I don’t trust you yet, but I want to.
I read the message over and over. It was earlier than I liked to be awake, and my eyes felt heavy. The lack of sleep was pretty worth it, though. We had been up late trading texts about all the different places he wanted to make me come, and I was still reeling from his words. I stretched my legs and almost knocked my laptop off the bed. I sat up and sighed. My room was a mess, and my comforter was covered in laundry, but I never had time to clean anymore. Between trying to make it as a computer programmer and working full time at a coffee shop, certain things were falling by the wayside, like basic organization. And, most recently, my love life.
I propped myself up and typed back. You seemed pretty trusting last night.
I’d never done the whole online dating thing before, but my best friend Darcy convinced me to give the website Matchstick a try. It had been awhile since I was with anyone, which I embarrassingly admitted to Darcy one night after I had a few too many glasses of wine and chatted with her on the phone. An hour and a bunch of awkward selfies later, eligible bachelors started pinging my cell like crazy. Of everyone I saw, he was the only one that interested me at all.
His profile picture was hot. I’m not usually so blunt, but it’s true. Light grey eyes, almost the color of flint or steel, and a boyish, chiseled jaw. His lips were full and his dark brown hair was cropped short on the sides and was longer on top. He clearly knew how to take care of himself. He wasn’t shirtless in his profile picture, but the longer I stared at it, the more certain I was that I could see his well defined muscles through his tailored button down shirt.

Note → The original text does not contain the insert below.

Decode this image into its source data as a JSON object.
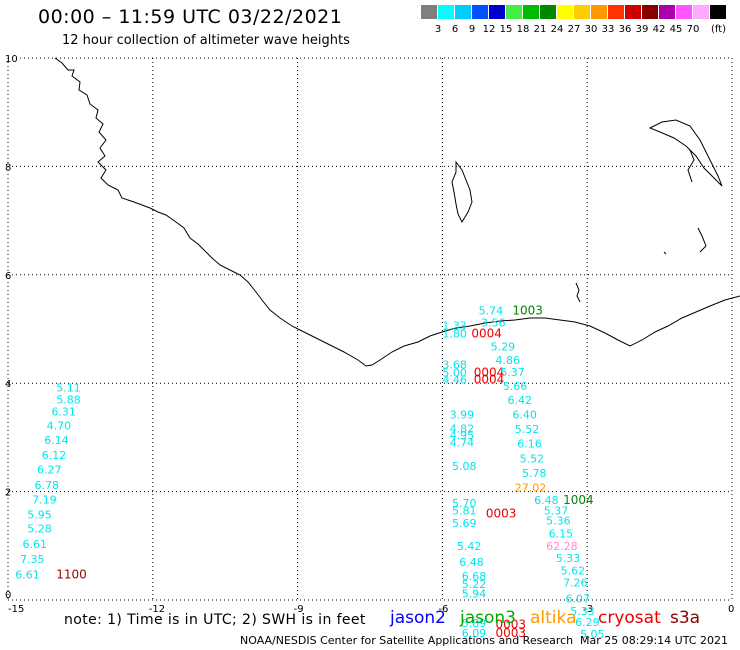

But more than his looks, it was his basic information that drew me in. He said he was an entrepreneur in the tech industry, but he didn’t give out any more details, which intrigued me. Still, we had a lot in common other than our jobs, so I sent him a message. And he sent me one back.
Two days and some hours later, I’m describing how I want to suck him off under his desk in his office.
What he described back was much, much dirtier. And I liked it, but I couldn’t keep those messages around. I mean, what if someone found them? I’d be mortified.
My phone buzzed. I want to meet you. That was much better. I didn’t know what he meant by not trusting me earlier. It’s not like I knew all that much about him. Other than certain oral sex techniques, and maybe some other quirks and kinks, we hadn’t gone too much into detail about our personal lives. We stayed on mutual interests, like computers and movies. And the things we wanted to do to each other, of course.
Still, did I want to meet him? After months of hard work, I was so close to selling my fledgling company. I made a cellphone app in my spare time, and spent every second outside of work writing the code and creating the images. I had a meeting the next morning to hopefully finish the deal, which meant I wouldn’t have to work full time at Swirl Café anymore. But would he distract me from my goal? Maybe I could use a little distraction.
If I was honest with myself, I was feeling pretty burnt out from all the lack of sleep. I had been working every day at the café, and programming all night at home for months. Just thinking about tomorrow made my palms start to sweat. I had never done something like sell a company before, and I didn’t know what to expect. I felt like I didn’t deserve this incredible good luck; there were thousands of other people making apps, so why me? I felt this lump of self-doubt in my chest whenever I thought about my career and my ambitions. Not to mention my love life, but for some reason I wasn’t having that problem with my handsome stranger.
I climbed out of bed and checked myself in the mirror. Bedhead like crazy, bags under my eyes, old white tank top, and boy shorts. I pulled on my robe and went into the kitchen. I made coffee and ate a banana for breakfast, like usual, and then I was down on the couch, typing him a message.
I want to meet you too. I hit send, and my stomach did flips. It’s not like this was the first guy I’d been involved with, but it was definitely the first one I’d never met in person before. I didn’t even know how old he was.
He answered almost right away. You’ll have to try harder than that. I wasn’t even sure I wanted to get involved, and he was trying to play coy? And what’s that mean, I sent back.
A few minutes later, my phone buzzed. It was a picture of him, dim lighting, and shirtless. My jaw dropped and I felt a jolt of excitement run through me. He was looking into the camera like I was the only person in the world, although it was hard to make out the details of his face. But I was right about the muscles.
I ran into the bathroom. I did something about my messy hair, pulled it back into a ponytail, and put on some quick makeup. I tried to hide the bags under my eyes as best I could, but realized that was a losing battle. Once I was done, I leaned forward and let my tank top show off plenty of cleavage. Satisfied, I took a few pictures. Actually, I took about twenty, before finally settling on one that was good enough. Is this what you want? I typed out and sent it.